Boeckl im Ersten Weltkrieg

Ab Mai 1915 war Herbert Boeckl im schweren Feldartillerieregiment Nr. 28 bei Malborgeth im Kanaltal stationiert. Er fand trotz schwieriger Umstande immer wieder Gelegenheit, sich künstlerisch zu betätigen. Zudem lernte er an der italienischen Front den Kunsthistoriker Bruno Grimschitz (ab 1919 Mitarbeiter der Österreichischen Galerie, 1939 bis 1945 Direktor des Hauses) kennen, der später einer seiner wichtigsten Förderer werden sollte. Herbert Boeckl schuf bereits 1915 ein Porträt des Kunsthistorikers und Freundes, das er im April 1916 in der „Decenium-Ausstellung“ des „Österreichischen Künstlerbundes“ ausstellte (gemeinsam mit Tina Blau, Johann Victor Krämer, Karl O’Lynch of Town, Fritz Zerritsch, Alfred Zoff). Noch im gleichen Jahr erhielt er die Bronzene Tapferkeitsmedaillle und lernte bei einem Heimaturlaub seine spätere Ehefrau Maria Plahna (1898–1992) kennen, die Tochter eines Drogeriebesitzers.

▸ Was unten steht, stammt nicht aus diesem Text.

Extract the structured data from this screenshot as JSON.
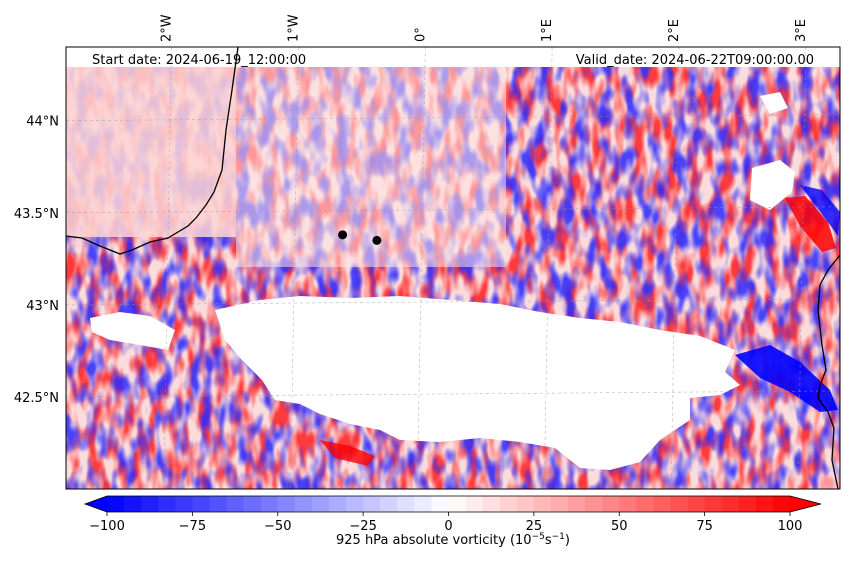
{
  "chart_data": {
    "type": "heatmap",
    "field": "925 hPa absolute vorticity",
    "start_label": "Start date: 2024-06-19_12:00:00",
    "valid_label": "Valid_date: 2024-06-22T09:00:00.00",
    "lon_ticks": [
      {
        "lon": -2,
        "label": "2°W"
      },
      {
        "lon": -1,
        "label": "1°W"
      },
      {
        "lon": 0,
        "label": "0°"
      },
      {
        "lon": 1,
        "label": "1°E"
      },
      {
        "lon": 2,
        "label": "2°E"
      },
      {
        "lon": 3,
        "label": "3°E"
      }
    ],
    "lat_ticks": [
      {
        "lat": 44.0,
        "label": "44°N"
      },
      {
        "lat": 43.5,
        "label": "43.5°N"
      },
      {
        "lat": 43.0,
        "label": "43°N"
      },
      {
        "lat": 42.5,
        "label": "42.5°N"
      }
    ],
    "lon_range": [
      -2.8,
      3.3
    ],
    "lat_range": [
      42.0,
      44.4
    ],
    "markers": [
      {
        "lon": -0.62,
        "lat": 43.38
      },
      {
        "lon": -0.35,
        "lat": 43.35
      }
    ],
    "colorbar": {
      "label_pre": "925 hPa absolute vorticity (10",
      "label_exp1": "−5",
      "label_mid": "s",
      "label_exp2": "−1",
      "label_post": ")",
      "min": -100,
      "max": 100,
      "step": 5,
      "ticks": [
        -100,
        -75,
        -50,
        -25,
        0,
        25,
        50,
        75,
        100
      ],
      "tick_labels": [
        "−100",
        "−75",
        "−50",
        "−25",
        "0",
        "25",
        "50",
        "75",
        "100"
      ],
      "colors": {
        "low": "#0000ff",
        "mid": "#ffffff",
        "high": "#ff0000"
      }
    }
  }
}
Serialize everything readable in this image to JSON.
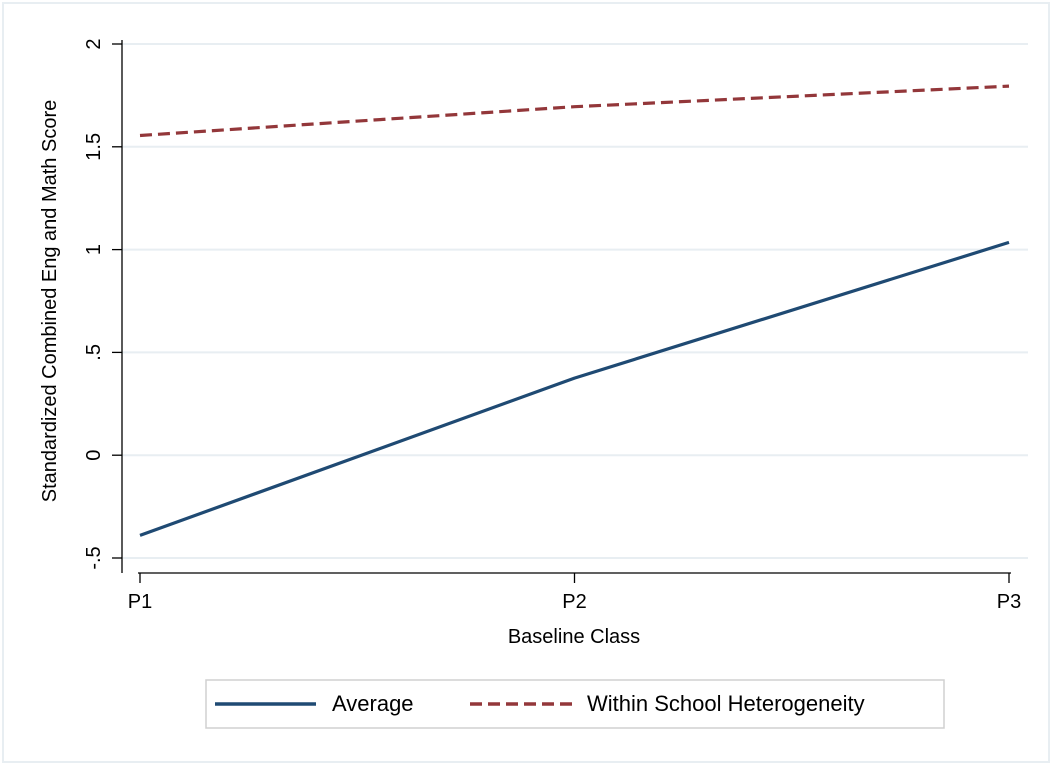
{
  "chart_data": {
    "type": "line",
    "categories": [
      "P1",
      "P2",
      "P3"
    ],
    "xlabel": "Baseline Class",
    "ylabel": "Standardized Combined Eng and Math Score",
    "ylim": [
      -0.5,
      2
    ],
    "yticks": [
      -0.5,
      0,
      0.5,
      1,
      1.5,
      2
    ],
    "ytick_labels": [
      "-.5",
      "0",
      ".5",
      "1",
      "1.5",
      "2"
    ],
    "grid": true,
    "legend_position": "bottom",
    "series": [
      {
        "name": "Average",
        "values": [
          -0.39,
          0.375,
          1.035
        ],
        "color": "#1f4a73",
        "dash": "solid"
      },
      {
        "name": "Within School Heterogeneity",
        "values": [
          1.555,
          1.695,
          1.795
        ],
        "color": "#93373a",
        "dash": "dashed"
      }
    ]
  }
}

Im Jahr 1917 nahm Boeckl an zwei Ausstellungen in Klagenfurt und bei der Kunsttruppe des Kriegspressequartiers teil. 1918 konnte er sein Architekturstudium wieder aufnehmen und absolvierte am 10. Juli die Erste Staatsprüfung.

Als Autodidakt war Boeckl frei von jeglichem akademischen Konservatismus und ging mit großer Selbstständigkeit ans Werk. Bereits ab 1915 machten sich Einflüsse des Expressionismus bemerkbar. Neben Egon Schiele und Oskar Kokoschka wurde vor allem Paul Cézanne Boeckls wichtigster Impulsgeber.

Avantgarde um 1920

Nach Kriegsende kehrte Boeckl wieder nach Klagenfurt zurück, gab aber im Juni 1919 sein Architekturstudium endgültig zugunsten einer Karriere als Maler auf. Am 19. Juli 1919 heiraten Herbert Boeckl und Maria Plahna. Die Hochzeitsreise führte das Paar u.a. nach Nötsch, wo es Anton Kolig besuchte (→ Anton Kolig: Werk und Leben). Zwischen 1920 und 1941 kamen neun Kinder zu Welt: Martina (1920–1993), Maria (1924–1998), Felicitas (1926–1997), Charlotte (1928–2000), Leopold (* 1931), Oskar (1932–2010), Leonore (1935), Henriette (1938) und Richard (1941).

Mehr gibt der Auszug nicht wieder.